Il interroge tel ou tel fragment d’un paysage familier qu’il ne cesse pourtant de découvrir, en l’habitant, en respirant amplement un peu de cet air invisible que régénère le vent de mer qui souffle en ces contrées qu’il arpente en toutes saisons.

« La conjonction des signes fait un monde en suspend. L’air invisible a sa part de mystère ou d’hésitation. Se blesserait-il aux ronces lorsque dessus il roule ? »

 Michel Dugué : Tous les fils dénoués, éditions Folle Avoine.


mardi 16 août 2011

Les Alentours

Michel Dugué offre une parole de grande retenue. Son attention au paysage s’y révèle toujours fertile. L'auteur d'Un Hiver de Bretagne (roman, Ubacs, 1985) ou du Chemin Aveugle (récit, Apogée, 2002) publie peu en poésie : il aura  fallu attendre six ans entre la sortie de son recueil Le Jour contemporain (Folle Avoine, 1999) et celle des Alentours (2005) où il nous rappelle, avec discrétion, combien les sous-bois, les chemins de traverse, les sentiers du bord de mer recèlent de bruissements infimes. Reste à les percevoir et à les transmettre... Le suivre au fil de ses longues marches en solitaire est sans nul doute l’option la plus sûre pour y parvenir. On met nos pas dans les siens. On se laisse guider. En lisière du monde, dans ce grand dehors où il isole et cisèle talus, roches, fragments de vies, échos furtifs et présences invisibles. Rien ne lui échappe.

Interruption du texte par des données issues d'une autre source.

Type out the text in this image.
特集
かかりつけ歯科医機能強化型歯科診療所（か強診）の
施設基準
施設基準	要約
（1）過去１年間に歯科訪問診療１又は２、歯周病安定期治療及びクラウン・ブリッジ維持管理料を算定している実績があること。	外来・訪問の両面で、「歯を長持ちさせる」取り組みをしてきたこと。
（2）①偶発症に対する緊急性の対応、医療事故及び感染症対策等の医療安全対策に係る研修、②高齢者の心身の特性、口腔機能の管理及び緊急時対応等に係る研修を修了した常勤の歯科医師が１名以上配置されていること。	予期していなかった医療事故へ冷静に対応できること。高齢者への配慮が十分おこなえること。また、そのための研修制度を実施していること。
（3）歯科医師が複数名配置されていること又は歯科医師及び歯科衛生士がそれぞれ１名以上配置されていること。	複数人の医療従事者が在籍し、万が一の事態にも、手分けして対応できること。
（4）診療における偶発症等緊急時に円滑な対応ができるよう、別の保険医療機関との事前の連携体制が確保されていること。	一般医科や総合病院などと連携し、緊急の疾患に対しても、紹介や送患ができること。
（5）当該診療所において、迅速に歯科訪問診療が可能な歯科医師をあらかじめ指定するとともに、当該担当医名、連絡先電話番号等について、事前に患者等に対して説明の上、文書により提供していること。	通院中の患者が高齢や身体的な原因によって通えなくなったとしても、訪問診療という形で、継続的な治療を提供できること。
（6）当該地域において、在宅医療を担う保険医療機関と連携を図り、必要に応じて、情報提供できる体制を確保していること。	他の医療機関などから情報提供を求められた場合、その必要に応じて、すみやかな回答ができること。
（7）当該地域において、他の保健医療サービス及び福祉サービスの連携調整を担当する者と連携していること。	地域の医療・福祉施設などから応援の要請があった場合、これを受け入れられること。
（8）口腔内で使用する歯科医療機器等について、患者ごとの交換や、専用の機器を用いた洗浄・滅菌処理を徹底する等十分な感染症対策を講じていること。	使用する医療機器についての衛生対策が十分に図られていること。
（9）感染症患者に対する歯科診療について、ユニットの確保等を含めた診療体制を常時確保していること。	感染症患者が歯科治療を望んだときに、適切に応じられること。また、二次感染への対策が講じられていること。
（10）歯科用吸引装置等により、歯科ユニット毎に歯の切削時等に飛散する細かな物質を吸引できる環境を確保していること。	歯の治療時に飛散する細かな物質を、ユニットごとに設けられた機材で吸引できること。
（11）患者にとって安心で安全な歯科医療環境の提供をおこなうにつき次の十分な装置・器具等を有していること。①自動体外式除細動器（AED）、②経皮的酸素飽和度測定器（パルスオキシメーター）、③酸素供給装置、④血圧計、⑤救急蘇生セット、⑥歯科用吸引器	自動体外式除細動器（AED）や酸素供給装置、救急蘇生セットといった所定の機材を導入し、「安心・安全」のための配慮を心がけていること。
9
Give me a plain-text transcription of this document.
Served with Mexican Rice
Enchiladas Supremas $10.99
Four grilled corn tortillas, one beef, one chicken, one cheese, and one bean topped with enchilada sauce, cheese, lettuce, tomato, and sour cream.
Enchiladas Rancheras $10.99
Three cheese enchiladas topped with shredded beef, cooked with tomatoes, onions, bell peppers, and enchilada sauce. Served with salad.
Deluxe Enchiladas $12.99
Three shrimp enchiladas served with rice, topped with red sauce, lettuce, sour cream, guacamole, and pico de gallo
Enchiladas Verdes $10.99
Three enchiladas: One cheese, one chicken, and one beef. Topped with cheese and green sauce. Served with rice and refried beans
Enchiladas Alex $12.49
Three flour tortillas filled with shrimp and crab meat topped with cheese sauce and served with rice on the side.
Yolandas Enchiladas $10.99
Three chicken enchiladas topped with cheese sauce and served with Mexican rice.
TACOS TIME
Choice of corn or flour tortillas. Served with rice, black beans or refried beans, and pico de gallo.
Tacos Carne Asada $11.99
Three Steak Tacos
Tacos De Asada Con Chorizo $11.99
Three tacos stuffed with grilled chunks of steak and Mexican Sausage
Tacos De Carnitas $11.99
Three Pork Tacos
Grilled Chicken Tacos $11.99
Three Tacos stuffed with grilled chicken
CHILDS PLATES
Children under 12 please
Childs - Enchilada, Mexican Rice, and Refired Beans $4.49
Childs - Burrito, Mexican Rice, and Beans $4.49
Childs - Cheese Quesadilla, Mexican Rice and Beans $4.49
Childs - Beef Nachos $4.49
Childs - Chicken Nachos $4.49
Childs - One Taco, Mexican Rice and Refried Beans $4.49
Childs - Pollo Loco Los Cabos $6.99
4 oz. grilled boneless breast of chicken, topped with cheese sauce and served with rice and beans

Il s’avère constamment à l’écoute, patient et enclin à la réflexion. 

Ici, il s’arrête. Observe « un morceau de vitrail. Mesure le temps qu’il faut pour que la lumière s’y réfléchisse ». 

Ailleurs, et plus tard, passé l’averse, la pénombre, on retrouve à nouveau cette lumière, très présente chez lui. Cette fois, elle « se retend
 
comme si des mains agiles
avaient recousu les bords,
ravivé l’air et
le bleu des ardoises. »
 
Cette voix, apparemment simple et posée, est en réalité teintée de nuances. La capter demande d’aller la rejoindre là où elle vibre, c’est à dire dans la fragilité et le secret des lieux que cet auteur arpente, sans relâche.